Fifteen. Stopping men in flight,
defending myself, etcetera.
Around twelve he says.
Or fifteen.
So many, you cannot keep
a precise count.
I have examined the records, and can
supply the accurate figure.
Uhh...
I believe them two Wharton boys
makes it twenty three.
And how many members of this one family,
the Wharton family, have you killed?
- Immediate, or ...
- Didn't you also shoot Dub Wharton, brother?
and Clete Wharton, half brother?
Well Clete was selling ardent spirits to
the Cherokee. He come at me with a king bolt
A king bolt?
You are armed, and he advanced upon you.
With nothing more than a king bolt?
From a wagon tongue?
I've seen men badly tore up with nothing bigger
than a king bolt.
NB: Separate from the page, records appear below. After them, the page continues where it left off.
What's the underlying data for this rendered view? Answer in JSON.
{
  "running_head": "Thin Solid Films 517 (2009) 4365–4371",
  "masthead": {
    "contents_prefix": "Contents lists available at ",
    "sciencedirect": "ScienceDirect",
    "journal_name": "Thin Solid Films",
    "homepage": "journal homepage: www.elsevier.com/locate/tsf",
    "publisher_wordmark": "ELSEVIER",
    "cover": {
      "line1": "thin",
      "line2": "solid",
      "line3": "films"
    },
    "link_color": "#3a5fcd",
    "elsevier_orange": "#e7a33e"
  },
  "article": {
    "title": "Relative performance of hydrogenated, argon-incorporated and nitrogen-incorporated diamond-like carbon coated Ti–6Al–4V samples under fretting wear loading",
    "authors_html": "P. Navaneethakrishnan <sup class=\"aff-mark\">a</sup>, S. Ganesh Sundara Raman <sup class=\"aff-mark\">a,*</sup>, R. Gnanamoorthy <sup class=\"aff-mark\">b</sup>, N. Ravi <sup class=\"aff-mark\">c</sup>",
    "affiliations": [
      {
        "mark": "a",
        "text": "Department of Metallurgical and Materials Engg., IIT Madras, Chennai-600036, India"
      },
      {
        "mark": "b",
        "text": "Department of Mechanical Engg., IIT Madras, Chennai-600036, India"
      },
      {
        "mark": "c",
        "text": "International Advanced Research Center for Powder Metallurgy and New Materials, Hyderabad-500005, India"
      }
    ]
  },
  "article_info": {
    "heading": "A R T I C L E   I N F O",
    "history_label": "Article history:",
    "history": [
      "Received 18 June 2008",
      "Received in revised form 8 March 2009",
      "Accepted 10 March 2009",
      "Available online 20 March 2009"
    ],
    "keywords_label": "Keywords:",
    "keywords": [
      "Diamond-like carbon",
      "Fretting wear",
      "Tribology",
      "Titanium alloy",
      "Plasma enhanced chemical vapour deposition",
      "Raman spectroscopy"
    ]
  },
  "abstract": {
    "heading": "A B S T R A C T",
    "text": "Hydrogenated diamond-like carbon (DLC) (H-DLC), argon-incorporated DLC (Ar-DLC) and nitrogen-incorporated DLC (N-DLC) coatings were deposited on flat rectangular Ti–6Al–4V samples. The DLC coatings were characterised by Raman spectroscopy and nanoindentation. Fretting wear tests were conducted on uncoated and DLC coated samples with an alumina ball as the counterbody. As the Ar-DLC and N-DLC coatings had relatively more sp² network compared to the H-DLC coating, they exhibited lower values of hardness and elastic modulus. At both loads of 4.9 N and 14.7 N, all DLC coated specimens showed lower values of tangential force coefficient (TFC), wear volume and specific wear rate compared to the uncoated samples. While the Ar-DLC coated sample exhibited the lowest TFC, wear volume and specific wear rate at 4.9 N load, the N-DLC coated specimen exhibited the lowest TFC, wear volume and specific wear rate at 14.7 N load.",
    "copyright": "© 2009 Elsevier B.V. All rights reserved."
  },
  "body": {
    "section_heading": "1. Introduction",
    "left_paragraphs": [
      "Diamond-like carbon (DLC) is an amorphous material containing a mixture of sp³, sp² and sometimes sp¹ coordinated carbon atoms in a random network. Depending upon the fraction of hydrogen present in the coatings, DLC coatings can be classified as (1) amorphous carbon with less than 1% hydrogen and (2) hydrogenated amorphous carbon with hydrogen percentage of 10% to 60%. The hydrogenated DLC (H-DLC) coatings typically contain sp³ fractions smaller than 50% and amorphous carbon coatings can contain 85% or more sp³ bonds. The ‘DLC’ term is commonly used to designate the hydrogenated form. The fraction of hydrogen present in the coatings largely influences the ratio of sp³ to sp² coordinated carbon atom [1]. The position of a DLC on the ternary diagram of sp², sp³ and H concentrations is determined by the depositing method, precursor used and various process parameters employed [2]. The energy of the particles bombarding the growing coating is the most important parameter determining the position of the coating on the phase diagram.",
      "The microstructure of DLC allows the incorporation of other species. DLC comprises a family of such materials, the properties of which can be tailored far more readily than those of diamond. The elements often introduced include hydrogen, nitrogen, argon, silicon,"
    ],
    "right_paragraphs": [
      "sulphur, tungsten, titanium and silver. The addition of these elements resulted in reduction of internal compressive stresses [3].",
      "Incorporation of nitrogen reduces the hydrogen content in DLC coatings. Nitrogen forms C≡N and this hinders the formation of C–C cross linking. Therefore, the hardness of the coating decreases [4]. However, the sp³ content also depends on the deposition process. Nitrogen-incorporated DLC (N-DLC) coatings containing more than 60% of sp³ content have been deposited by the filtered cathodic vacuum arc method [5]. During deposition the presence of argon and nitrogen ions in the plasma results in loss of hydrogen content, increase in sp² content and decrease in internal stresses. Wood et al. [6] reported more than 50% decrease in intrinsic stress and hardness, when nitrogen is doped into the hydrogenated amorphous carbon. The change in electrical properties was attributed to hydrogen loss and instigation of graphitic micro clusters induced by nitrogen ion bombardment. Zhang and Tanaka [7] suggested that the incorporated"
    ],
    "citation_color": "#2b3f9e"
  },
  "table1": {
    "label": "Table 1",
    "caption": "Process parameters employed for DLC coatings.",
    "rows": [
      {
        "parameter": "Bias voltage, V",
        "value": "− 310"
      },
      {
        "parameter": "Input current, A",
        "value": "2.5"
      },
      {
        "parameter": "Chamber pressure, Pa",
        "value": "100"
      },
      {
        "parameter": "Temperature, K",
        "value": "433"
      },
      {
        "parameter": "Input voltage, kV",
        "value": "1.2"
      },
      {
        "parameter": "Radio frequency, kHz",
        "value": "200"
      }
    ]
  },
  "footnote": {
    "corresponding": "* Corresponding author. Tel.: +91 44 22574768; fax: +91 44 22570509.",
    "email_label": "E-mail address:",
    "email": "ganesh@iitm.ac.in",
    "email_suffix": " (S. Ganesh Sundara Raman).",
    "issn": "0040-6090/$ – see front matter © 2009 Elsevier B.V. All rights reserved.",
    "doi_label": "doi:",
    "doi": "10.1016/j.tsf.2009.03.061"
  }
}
I defended myself.
Returning to the other encounter.
With Aaron Wharton, and his two remaining sons.
You sprang from cover.
With revolver in hand.
- That'd be it.
- Loaded and cocked.
Well if it ain't loaded
and cocked, it don't shoot.
And like his son, Aaron Wharton advanced
against an armed man.
Well he was armed, he had an axe raised.
I believe you testified you backed away
from Aaron Wharton.
- That's right.
- Which direction were you going?
I always go backwards,
when I'm backing up.
Very amusing.
Now, he advanced on you much
in the manner of Clete Wharton
menacing you with that little ol' King bolt,
or rolled up newspaper, or whatever that was.
Yes sir. He commenced to cussing
- and laying about with threats.
- And you were backing away.
How many steps before the shooting started?
Uh, seven, eight steps.
Good, and Wharton keeping pace.
Advancing away from his campfire.
Seven, eight, steps.
What would that be?
Fifteen, twenty feet?
I suppose.
Will you explain to this jury, Mr Cogburn.